There’s a couple of hours whiled away for ya gunter, allbeit minus the €120k.

I’d only squander it on food and bills anyway.

We’re on much firmer ground here with this house at 31 Aungier Street. This is a Protected Structure and is actually called up as a ‘Hugenot house’ on DCC record of PSs no less.

The flush windows are a clue, but the very high ground floor is initially confusing until we factor in that it probably incorporates a half sunken basement with original front railings and front area having probably been removed when the street went commercial. The back is classic ‘Billy’ with the cut-off upper landing window giving clear evidence that there was another storey and not just a gabled roof.

Initially there’s not much to base a reconstruction on though; are we dealing with a four storey, or even a rare five storey? If a standard four storey, did it have a single window in the attic storey or did it have another pair of windows in another full storey, either in line with those below, or slightly pinched together under three quarter height wall plates?

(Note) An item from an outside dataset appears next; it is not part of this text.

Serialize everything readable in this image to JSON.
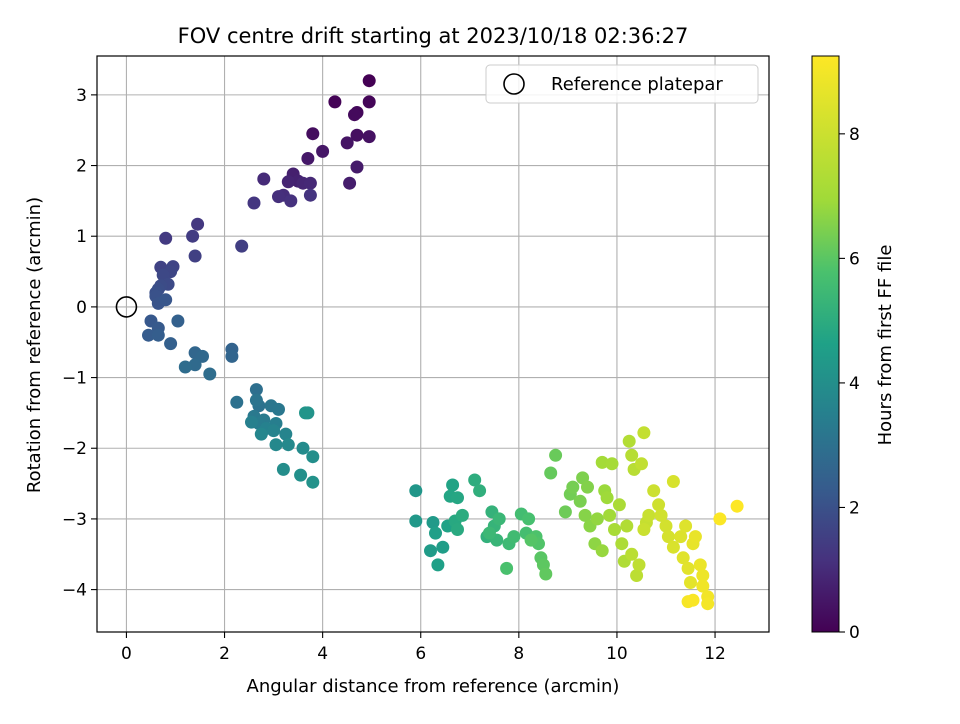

I’ve ghosted in a simple curvilinear gable with a single window, based on the evidence of a 1950s photograph that shows this house, no. 31, still shorn of it’s top storey, but at a time when the adjoining streetscape was still relatively intact. In this photograph there is a striking resemblence between no. 31 and no. 30 (beyond Aungier Lane) with the same unusually high floor levels and general proportions. There’s enough in that to convince me that these two houses were designed as a pair, or at least were designed to be consistant with each other.


The 1950s photograph of Aungier Street taken from the triangle at the junction with Bishop Street with no. 30 (reduced at the time to a simple triangular gable) in the distance.

In isolation the ‘Dutch Billy’ can look a bit flaky, but in their original context, the rhythm of the gables would have created fantastic streetscapes full of energy and variety.


This is a rough stab at a reconstruction of the gables on these houses. Obviously the rendered elevations and the shop fronts belong to a period after the gables had disappeared, but there’s a limit to what I’m goin’ to do without my €120k.